Photos by Man O'The Hour
The Holy Blood ...y Mary.

Holy Grail Of Brunch Found In Plano, Of All Places

A Google Maps search for the Holy Grail this Saturday turned up a location at the intersection of 121 and Preston Road in Plano.

Very clever, Joseph of Arimethea. Very clever. Hide the chalice of our Lord in a prefab, pop-up shopping center smack dab in the center of exurban purgatory.

But apparently old Joe also dropped off a recipe for a very fine Eggs Benedict and brisket hash while he was at it.

The idea of a delicious brunch served in a wannabe European pub in a strip mall in Plano sounded about as likely to me as a random carpenter's kid from the middle of nowhere growing up to cure leprosy and rise from the dead after being well and thoroughly crucified. But I am nothing if not credulous (I do the ghosts, remember?), and as the Man O' The Hour and I were driving back from a romantic and extremely classy getaway to the Choctaw Casino Resort in Oklahoma on Saturday afternoon, the Holy Grail Pub was about as convenient to us as it was ever going to be.
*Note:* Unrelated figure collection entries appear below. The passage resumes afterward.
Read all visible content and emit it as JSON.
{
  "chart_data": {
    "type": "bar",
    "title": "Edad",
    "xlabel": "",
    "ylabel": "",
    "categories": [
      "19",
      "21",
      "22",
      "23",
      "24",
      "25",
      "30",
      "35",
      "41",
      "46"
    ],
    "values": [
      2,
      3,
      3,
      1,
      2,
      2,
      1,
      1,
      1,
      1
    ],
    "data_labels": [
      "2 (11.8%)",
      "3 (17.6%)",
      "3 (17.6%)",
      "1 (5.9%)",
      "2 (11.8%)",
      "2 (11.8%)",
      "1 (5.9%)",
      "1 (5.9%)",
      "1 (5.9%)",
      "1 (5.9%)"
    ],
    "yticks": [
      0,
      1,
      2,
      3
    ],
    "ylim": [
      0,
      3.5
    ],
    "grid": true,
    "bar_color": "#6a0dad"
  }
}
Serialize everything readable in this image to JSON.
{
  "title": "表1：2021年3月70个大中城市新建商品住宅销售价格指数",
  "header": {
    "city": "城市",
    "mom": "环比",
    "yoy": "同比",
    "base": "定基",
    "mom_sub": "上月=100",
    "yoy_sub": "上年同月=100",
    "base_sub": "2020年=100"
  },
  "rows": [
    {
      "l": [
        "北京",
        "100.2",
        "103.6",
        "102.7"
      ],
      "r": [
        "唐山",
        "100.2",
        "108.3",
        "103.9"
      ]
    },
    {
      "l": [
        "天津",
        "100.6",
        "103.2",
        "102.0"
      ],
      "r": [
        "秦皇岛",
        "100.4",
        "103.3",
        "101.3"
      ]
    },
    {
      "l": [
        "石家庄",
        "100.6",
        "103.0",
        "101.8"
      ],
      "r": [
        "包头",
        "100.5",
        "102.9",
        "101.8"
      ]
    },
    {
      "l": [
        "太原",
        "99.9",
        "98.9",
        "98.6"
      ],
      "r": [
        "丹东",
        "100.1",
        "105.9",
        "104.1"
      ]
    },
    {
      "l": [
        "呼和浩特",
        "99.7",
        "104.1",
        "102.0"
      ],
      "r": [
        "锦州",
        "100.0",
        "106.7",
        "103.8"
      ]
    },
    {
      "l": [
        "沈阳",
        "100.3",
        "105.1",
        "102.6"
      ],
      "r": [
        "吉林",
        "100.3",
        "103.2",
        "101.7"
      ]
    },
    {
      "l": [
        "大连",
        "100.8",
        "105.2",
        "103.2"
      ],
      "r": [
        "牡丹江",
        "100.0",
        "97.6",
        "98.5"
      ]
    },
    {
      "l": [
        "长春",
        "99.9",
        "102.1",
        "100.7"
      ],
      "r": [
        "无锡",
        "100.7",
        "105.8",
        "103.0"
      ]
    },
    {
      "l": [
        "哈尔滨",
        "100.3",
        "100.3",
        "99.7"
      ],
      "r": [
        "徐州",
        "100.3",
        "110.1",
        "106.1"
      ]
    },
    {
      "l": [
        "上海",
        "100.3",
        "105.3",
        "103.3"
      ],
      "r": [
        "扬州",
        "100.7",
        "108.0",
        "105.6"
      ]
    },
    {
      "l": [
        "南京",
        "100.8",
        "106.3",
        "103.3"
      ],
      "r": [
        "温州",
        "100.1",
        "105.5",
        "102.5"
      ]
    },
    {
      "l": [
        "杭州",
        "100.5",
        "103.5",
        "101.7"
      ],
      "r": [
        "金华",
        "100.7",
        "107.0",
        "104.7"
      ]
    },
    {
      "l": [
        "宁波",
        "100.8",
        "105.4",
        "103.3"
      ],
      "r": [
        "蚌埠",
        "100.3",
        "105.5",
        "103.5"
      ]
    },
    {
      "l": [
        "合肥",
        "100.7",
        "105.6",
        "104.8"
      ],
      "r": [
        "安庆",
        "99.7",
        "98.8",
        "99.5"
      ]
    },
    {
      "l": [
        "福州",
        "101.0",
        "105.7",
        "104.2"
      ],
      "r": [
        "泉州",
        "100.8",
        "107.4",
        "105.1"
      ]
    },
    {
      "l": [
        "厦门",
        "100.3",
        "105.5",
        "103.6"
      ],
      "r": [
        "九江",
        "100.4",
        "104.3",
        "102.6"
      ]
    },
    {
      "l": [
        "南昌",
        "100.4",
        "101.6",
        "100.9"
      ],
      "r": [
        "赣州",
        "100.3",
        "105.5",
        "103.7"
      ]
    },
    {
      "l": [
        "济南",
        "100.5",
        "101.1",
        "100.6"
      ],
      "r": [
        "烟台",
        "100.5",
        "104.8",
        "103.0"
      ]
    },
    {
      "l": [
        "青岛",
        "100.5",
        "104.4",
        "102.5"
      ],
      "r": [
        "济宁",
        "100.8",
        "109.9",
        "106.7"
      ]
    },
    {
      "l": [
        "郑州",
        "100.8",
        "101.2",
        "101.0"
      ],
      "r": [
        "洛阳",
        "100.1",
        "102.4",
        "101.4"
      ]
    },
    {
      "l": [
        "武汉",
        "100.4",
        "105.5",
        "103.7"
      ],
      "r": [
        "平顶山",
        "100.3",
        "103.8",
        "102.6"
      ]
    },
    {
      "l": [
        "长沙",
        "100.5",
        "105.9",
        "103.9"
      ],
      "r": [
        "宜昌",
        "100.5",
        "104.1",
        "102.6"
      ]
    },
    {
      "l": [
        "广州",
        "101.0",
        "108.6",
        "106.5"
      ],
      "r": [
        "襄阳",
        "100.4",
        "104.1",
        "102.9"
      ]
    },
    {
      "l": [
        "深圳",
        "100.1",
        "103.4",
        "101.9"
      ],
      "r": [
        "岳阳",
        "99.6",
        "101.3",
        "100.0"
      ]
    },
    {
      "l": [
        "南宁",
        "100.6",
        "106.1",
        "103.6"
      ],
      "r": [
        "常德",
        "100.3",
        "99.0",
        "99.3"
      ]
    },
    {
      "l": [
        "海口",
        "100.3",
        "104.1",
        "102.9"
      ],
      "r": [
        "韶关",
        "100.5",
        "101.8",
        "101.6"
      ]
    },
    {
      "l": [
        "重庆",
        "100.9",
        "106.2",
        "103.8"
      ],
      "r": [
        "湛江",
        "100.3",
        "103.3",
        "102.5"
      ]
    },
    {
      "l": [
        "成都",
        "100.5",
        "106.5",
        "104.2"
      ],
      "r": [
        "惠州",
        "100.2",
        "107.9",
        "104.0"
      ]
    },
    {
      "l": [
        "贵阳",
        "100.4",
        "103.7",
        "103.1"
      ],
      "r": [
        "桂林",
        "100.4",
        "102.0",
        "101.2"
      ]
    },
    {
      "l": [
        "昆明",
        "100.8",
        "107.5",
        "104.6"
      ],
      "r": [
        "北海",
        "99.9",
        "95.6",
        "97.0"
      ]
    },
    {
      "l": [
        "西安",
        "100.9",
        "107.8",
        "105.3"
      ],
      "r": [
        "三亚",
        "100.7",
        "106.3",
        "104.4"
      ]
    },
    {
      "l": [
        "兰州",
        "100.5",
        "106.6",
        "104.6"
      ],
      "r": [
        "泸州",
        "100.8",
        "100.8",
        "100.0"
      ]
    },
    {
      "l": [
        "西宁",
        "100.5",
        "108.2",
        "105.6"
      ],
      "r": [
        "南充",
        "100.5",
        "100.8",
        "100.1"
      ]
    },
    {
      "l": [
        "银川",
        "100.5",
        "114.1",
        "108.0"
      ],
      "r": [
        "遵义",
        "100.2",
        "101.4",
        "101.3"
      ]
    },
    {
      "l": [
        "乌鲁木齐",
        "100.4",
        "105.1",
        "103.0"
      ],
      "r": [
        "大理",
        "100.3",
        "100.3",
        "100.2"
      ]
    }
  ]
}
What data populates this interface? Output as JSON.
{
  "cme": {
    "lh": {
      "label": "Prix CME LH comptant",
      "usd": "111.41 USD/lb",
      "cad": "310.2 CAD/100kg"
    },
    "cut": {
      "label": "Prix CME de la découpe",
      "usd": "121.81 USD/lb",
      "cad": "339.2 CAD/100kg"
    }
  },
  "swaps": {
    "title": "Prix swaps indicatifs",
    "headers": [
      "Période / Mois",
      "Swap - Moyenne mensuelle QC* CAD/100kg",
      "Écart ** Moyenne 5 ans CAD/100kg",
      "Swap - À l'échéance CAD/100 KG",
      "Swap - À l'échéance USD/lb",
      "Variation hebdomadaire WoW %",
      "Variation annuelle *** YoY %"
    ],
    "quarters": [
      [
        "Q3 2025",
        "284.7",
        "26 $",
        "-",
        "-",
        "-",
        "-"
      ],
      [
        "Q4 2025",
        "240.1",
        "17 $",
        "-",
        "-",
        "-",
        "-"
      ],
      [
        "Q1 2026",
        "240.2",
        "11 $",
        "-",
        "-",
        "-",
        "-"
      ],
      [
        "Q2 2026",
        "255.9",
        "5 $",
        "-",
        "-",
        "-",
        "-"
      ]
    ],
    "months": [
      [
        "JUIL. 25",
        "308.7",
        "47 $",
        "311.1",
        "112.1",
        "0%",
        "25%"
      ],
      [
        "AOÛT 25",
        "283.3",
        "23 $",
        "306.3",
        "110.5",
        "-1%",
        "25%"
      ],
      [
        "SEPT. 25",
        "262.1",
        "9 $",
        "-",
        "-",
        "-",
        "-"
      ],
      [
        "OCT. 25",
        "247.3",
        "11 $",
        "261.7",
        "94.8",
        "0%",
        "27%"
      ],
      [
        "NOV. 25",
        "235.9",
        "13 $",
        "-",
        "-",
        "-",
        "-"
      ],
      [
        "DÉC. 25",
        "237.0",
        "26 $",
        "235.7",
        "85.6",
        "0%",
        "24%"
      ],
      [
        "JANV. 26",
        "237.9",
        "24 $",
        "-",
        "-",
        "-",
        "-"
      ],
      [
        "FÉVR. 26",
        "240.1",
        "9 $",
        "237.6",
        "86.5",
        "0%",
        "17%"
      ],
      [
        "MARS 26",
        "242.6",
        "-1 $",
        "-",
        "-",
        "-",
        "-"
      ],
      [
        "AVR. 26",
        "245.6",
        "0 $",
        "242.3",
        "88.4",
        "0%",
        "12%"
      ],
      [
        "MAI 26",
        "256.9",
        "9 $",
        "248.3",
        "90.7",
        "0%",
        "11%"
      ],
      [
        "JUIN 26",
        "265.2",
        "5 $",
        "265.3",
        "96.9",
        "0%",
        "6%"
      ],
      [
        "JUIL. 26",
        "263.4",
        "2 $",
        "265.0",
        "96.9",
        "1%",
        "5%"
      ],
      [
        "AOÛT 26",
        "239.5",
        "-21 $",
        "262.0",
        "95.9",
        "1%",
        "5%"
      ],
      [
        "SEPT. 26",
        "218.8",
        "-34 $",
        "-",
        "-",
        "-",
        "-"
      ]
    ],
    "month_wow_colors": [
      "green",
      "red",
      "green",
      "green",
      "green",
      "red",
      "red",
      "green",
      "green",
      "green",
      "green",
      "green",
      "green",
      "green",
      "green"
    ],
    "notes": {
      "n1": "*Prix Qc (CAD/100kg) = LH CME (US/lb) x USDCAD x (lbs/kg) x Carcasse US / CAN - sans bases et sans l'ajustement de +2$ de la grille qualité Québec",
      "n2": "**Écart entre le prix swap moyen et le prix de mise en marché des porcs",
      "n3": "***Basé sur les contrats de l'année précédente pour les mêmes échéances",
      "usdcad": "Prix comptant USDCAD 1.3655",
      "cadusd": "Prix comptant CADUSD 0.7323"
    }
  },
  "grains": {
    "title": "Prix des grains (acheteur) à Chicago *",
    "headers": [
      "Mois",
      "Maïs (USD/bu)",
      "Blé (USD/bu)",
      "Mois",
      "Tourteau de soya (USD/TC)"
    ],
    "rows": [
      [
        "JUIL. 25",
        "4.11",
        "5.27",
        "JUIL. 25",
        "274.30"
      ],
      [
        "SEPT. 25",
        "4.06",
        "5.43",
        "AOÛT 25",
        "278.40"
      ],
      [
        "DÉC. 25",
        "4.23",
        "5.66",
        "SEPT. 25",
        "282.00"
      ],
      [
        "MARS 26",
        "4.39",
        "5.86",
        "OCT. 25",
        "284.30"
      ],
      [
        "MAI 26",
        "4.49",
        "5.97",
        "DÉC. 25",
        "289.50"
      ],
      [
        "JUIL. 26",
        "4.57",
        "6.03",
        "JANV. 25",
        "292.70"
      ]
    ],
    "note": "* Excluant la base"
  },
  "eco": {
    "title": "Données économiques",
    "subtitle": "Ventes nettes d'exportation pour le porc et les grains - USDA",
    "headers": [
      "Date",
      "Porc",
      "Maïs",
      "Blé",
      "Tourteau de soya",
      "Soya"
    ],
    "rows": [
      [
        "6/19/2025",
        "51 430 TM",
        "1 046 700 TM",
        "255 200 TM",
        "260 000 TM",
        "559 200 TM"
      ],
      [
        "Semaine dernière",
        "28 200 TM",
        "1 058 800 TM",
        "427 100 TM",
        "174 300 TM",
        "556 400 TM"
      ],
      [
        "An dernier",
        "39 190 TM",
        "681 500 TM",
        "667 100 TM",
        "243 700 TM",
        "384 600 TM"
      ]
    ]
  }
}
Brunch at the Holy Grail is served until 4 p.m. on both Saturday and Sunday, which is extremely convenient for busy schedulers and late risers who can't always get to an Eggs Benedict before 2 p.m. on a Sunday. For Dallasites, it is well worth the drive. For Planoites, well, count your freaking blessings and light a candle for the Holy Mother, because as far as I can tell, the Holy Grail is the best, if not the only, thing going for you. And I say that out of love, Plano. It's all love.

All hail the Grail's Eggs Benedict.

I usually start with a Bloody Mary rundown, but that's going to have to wait for now. We're doing the Benediction first, as it were. Because the Holy Grail's Eggs Benedict were some of the finest I've had. Fluffy poached eggs sat atop thick but supple slices of ham and buttermilk biscuits, topped with what has thus far been the best Hollandaise sauce in all the kingdom. Thick and buttery, the Holy Hollandaise stuck to egg, biscuit and ham in equal measure, never jaunting across the plate in search of escape. All too often, Hollandaise disappears into the Benedict's more flavorful elements, but not this time.

Man O' The Hour ordered the brisket and hash, a pile of tender beef topped with a couple evenly fried, spiced eggs and cubed taters with onion and pepper on the side. Certainly the flavorful potatoes at Holy Grail could teach Mextopia's bland side dish a thing or two--who'da thought, a Euro-pub that does spicy potatoes better than one of Dallas' most storied Tex Mex families?

Bow before the Holy brisket and hash.

The brunch menu is limited--in addition to the brisket and the Benedict, the Holy Grail offers a couple more traditional American breakfast plates--biscuits, bacon, you get the drift. But the full bar menu is also available, and we have it on good authority that their burger is heavenly. Prices are more than reasonable--brunch items were $10 or less.

But the main thing to remember, when ordering, is to opt for the custom Bloody Mary, rather than the bar-made one. Our first Bloodys were fine--though not made of Zing Zang, and a little sweet rather than spicy--but at $5.50, reasonably priced. On the second try, we went for the custom option. The Holy Grail provides the vodka and tomato juice, leaving a spice rack of Tabasco, onion powder, celery salt and pepper for diners who'd like to mix their own Mary. I could complain some--it'd be nice to see horseradish and Worcestershire added to the spice rack, along with more garnish than just a lemon and a lime slice--but the opportunity to build a personalized drink is always appreciated. I got to load my Mary up with onion powder, which I verily love.

Between a customized Bloody Mary and one of the best Benedict plates ever, I now consider myself a worshipful follower of the Holy Grail. Amen.